Reports from such cities as Lexington, Frankfort, Danville, Lebanon, Mt. Vernon and Hustonville have gasoline prices at or below the $2.83 mark, some even as low as $2.65.
Prices in Louisville and in Bowling Green have been reported around the $2.96 mark.
Neighboring Wayne County has gas prices as low as $3.07 in Monticello as of Monday morning while Somerset, in Pulaski County, has its lowest prices around the $3.09 mark. Eyewitness reports suggest gas is also cheaper in Columbia and Liberty as well.
When reached for comment this week, Shelley Catherine Johnson, deputy communications director for Kentucky Attorney General Jack Conway, said the attorney general's office was aware of the gas price situation in this area.
Conway's office has a gas price complaint hotline that can be reached at 1-888-432-9257 and consumers can also e-mail complaints of price gouging to firstname.lastname@example.org
"We've had a number of complaints from the Lake Cumberland area," she said. Johnson said that on Oct. 9 her office received more than 100 complaints from the Somerset-Pulaski County area but wasn't sure how many calls the AG's office had received from Russell County citizens.
"To date, we have not filed any price gouging charges against (suppliers in the Lake Cumberland area) but we are still in the investigative stage," Johnson said. "There is not a whole lot to say on the matter just yet."
She said if any charges were filed they would be made public via an announcement from the attorney general's office. Johnson said all complaint calls were being handled in the highest regard in Frankfort.
Many of Russell County's stations receive their fuel from a Somerset based supplier, which could indicate why prices here and in Pulaski County tend to be higher than most other surrounding communities.
Kentucky does has a gas price gouging law that can be put into effect during times of emergency.

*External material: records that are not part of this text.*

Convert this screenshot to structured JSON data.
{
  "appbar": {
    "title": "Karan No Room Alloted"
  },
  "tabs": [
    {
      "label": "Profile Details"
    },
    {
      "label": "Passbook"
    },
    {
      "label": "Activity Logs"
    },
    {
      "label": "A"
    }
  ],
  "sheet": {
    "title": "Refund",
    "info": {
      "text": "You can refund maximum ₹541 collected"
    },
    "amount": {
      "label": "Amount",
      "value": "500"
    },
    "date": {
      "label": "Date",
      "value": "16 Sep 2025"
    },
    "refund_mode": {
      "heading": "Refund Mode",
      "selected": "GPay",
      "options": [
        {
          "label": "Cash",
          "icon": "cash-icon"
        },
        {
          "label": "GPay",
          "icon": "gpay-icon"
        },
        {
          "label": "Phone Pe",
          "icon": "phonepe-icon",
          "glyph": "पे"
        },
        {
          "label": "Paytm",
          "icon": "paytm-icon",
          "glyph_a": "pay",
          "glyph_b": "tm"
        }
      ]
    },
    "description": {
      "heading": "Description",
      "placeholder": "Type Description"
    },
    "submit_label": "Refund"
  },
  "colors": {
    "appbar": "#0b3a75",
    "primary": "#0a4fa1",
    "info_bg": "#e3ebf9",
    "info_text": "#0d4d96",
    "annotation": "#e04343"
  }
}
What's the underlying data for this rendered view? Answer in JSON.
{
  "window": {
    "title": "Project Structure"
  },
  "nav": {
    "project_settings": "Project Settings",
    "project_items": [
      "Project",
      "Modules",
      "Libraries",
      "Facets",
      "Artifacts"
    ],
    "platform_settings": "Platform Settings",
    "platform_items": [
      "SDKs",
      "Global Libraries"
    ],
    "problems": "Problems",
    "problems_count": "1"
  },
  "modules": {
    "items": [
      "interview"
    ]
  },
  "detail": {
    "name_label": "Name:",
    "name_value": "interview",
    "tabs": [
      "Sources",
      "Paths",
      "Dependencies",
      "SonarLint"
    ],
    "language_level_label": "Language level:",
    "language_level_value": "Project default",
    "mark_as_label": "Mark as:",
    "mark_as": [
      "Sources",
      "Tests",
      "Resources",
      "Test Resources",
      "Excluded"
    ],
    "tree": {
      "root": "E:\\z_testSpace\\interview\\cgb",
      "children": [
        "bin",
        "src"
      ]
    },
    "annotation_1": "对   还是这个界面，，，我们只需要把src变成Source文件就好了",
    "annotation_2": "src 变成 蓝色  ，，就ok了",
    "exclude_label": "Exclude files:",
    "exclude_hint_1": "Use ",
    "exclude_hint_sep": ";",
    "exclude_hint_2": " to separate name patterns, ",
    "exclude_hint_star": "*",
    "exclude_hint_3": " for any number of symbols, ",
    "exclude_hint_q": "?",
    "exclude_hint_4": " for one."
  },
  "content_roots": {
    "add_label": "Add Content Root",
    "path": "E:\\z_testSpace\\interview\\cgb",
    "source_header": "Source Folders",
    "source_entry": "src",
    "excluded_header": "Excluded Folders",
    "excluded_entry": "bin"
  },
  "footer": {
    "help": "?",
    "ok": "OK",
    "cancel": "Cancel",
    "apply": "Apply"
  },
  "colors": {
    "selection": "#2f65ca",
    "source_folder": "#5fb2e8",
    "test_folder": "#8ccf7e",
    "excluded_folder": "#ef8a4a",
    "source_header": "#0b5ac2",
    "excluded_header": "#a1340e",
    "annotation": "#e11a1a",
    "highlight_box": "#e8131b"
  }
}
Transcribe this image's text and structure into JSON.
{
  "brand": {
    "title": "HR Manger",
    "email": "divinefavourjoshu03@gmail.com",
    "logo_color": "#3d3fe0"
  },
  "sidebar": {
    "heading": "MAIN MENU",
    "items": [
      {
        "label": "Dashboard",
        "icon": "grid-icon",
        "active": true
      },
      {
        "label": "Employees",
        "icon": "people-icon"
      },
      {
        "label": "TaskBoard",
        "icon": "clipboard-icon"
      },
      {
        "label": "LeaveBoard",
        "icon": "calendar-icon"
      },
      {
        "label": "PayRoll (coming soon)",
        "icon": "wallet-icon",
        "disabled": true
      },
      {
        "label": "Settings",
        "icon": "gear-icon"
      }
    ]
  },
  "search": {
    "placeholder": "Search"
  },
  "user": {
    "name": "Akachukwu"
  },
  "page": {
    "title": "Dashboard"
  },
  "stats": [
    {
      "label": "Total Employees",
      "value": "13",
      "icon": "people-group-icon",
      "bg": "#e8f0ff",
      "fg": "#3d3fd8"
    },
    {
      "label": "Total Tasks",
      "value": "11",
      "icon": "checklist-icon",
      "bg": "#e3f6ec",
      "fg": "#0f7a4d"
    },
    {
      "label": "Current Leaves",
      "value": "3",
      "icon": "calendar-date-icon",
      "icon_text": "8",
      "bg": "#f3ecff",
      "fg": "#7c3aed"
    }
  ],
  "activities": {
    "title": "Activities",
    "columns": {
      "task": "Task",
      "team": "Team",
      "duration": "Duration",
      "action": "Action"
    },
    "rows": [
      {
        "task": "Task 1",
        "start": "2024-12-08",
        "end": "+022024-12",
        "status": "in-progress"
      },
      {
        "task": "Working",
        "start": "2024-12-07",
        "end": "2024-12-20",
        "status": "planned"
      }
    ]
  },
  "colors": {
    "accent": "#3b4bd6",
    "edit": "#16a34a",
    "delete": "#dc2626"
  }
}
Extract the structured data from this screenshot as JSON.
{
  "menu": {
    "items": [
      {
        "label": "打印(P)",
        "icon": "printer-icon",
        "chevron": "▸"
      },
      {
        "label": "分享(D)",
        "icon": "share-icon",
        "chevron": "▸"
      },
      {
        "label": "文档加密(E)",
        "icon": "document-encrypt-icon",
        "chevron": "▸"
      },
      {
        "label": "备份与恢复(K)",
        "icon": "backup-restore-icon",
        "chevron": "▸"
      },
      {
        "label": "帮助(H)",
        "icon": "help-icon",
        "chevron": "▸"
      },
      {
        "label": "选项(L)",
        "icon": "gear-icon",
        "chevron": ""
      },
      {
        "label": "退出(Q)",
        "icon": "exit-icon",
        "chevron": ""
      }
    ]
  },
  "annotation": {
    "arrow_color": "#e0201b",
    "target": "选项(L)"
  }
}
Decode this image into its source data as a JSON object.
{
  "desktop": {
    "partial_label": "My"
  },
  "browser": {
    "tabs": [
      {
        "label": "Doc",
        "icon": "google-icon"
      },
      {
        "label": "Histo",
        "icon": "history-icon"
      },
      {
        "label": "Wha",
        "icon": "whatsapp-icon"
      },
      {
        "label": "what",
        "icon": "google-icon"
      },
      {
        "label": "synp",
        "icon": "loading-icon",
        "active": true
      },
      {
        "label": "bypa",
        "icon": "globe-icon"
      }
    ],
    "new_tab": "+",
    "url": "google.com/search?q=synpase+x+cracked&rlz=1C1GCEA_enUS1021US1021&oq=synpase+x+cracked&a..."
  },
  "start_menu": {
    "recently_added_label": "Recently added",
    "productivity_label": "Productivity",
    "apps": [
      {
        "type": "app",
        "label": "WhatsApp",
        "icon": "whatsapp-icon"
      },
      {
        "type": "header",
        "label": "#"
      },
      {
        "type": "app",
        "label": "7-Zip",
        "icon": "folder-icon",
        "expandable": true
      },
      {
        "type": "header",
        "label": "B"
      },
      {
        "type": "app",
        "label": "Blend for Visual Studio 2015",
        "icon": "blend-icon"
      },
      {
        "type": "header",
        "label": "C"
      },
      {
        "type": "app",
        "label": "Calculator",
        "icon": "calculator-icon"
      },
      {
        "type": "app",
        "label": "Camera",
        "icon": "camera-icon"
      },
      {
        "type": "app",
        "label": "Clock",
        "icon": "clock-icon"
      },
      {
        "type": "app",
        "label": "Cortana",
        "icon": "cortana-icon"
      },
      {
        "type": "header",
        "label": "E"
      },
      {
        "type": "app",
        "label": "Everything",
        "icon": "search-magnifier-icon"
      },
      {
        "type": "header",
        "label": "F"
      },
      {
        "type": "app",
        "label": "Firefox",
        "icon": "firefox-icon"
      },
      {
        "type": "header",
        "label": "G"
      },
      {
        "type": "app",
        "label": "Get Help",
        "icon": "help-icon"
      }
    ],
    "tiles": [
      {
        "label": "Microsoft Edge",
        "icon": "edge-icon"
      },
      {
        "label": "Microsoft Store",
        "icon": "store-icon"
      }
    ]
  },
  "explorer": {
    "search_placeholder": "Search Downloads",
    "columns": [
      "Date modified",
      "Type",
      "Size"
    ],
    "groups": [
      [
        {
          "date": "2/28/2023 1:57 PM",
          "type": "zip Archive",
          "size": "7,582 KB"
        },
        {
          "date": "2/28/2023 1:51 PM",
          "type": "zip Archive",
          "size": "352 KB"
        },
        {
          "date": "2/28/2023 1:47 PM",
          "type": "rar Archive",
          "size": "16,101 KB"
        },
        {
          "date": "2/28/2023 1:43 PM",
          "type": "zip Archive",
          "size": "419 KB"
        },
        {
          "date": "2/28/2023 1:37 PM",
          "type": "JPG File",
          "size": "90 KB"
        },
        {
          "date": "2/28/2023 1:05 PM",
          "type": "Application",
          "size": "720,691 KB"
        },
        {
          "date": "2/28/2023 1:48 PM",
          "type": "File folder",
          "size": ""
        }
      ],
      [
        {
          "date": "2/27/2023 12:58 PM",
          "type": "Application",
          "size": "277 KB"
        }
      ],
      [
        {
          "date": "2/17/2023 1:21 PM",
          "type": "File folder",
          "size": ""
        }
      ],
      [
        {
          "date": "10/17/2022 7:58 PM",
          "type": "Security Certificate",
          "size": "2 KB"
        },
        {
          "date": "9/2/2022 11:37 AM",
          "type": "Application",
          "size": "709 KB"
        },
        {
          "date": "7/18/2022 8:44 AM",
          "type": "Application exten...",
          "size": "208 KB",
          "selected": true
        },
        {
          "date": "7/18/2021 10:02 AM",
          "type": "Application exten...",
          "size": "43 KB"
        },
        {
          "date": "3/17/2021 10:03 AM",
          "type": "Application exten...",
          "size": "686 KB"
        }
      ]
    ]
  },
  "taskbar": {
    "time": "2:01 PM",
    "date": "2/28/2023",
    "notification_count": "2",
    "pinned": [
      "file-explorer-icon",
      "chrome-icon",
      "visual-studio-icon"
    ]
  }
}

Early last month Gov. Steve Beshear declared an emergency after Hurricane Ike brought damaging winds to much of the state and gas prices skyrocketed toward the $4 mark.
The declaration is still in effect and allows Beshear and Attorney General Jack Conway to investigate and prosecute fuel companies whose gas prices are found to be extremely excessive.
The national average for a gallon of gasoline has dropped more than 35 cents the past two weeks in what some analysts are calling the biggest price drop ever for fuel.